The anonymous survey is for anyone 18 and older and living in Montgomery County. It takes about 15 minutes to complete. Officials plan to use the data and information gathered from the assessment to create a Community Health Improvement Plan in the fall.
Christina Miller, administrator of the Office of Public Health, said this kind of community input is crucial for effective public health work.
“That was really, I think, for us the impetus for going about this process, to have community voices, and community perspectives, resident voices, resident perspectives, reflected in the data that we see and that we use to plan our work,” she said.
The county has been working with partner organizations that are sharing the survey.
Miller said the pandemic public health emergency highlighted the need for “meeting people where they are.”
“Health inequities have existed for a very long time, the pandemic shined a light on those inequities and gave them renewed attention,” she said. “This community health assessment gives us a chance to ask our residents how they’re doing today following the pandemic, and gives us an opportunity to really incorporate our residents’ needs, priorities and hopes into our planning.”
The survey and promotional materials have been translated into several of the most-spoken languages in the county, including Arabic, Bengali, Chinese – Hong Kong, Simplified Chinese, Gujarati, Hindi, Italian, Korean, Spanish and Vietnamese.
County Commissioner and Chair of Commissioners Jamila Winder said it is important for the survey to be inclusive..
“Certainly as a commissioner, I’m prioritizing our most vulnerable populations,” Winder said. “Be it our seniors, be it people of color, be it those from the LGBTQ+ community, those groups that maybe have historically been on the margins, and have maybe faced health inequities.”
The survey is available online and community members are encouraged to respond through the middle of May.
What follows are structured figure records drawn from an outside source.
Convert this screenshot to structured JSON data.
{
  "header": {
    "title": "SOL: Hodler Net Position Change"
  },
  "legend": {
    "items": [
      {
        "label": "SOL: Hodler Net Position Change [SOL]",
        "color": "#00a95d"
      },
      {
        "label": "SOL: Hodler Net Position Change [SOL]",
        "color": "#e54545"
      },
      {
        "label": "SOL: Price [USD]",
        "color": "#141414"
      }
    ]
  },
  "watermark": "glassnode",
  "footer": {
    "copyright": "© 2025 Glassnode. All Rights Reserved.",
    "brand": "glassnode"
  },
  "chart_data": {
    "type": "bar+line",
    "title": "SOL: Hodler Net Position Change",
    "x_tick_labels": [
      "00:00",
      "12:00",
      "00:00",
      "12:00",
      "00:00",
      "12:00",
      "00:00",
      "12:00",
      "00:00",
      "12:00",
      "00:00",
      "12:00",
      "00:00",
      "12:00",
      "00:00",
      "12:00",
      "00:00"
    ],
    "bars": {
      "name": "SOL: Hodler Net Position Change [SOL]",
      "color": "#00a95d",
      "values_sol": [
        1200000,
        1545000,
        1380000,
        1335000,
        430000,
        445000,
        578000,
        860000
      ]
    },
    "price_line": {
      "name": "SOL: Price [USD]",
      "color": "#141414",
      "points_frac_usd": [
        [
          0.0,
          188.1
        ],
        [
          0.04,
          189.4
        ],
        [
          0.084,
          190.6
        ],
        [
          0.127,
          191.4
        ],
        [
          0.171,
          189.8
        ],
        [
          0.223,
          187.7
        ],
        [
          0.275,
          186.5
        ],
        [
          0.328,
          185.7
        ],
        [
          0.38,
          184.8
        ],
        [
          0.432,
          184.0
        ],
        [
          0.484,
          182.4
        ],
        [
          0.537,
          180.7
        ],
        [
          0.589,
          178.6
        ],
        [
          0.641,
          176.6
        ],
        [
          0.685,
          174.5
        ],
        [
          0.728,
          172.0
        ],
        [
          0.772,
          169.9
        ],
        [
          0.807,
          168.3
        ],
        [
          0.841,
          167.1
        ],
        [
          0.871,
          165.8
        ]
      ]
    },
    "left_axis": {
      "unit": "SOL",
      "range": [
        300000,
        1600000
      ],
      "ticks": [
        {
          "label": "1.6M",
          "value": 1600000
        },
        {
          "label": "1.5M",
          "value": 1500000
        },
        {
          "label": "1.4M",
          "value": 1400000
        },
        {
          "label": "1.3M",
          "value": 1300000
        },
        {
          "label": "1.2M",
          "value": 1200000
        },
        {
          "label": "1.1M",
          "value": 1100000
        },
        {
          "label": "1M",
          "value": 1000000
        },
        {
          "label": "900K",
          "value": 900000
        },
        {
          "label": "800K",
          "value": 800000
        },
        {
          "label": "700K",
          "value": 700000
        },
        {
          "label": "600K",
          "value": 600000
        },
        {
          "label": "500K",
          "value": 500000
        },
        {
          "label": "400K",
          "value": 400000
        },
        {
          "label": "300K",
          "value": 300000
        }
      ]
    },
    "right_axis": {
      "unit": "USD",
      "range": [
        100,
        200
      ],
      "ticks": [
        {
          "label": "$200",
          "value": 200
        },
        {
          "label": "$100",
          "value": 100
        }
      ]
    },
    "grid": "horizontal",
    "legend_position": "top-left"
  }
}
Miller said that, so far, about 1,600 people have responded; the county’s target is 5,500.
Results from the assessment will be published online at some point this summer. Winder said some of the information gathered might lead to policy and legislative changes.
“This information will really just help us as commissioners, and as we’re setting policy and working with our Office of Public Health and our head of Health and Human Services, it will really help to shape where we focus our energy and effort,” she said.
Miller said it’s a big payoff for a small investment of time.
“The 10 minutes that our residents spend completing the survey informs the work that their Office of Public Health does for the next three years,” she said.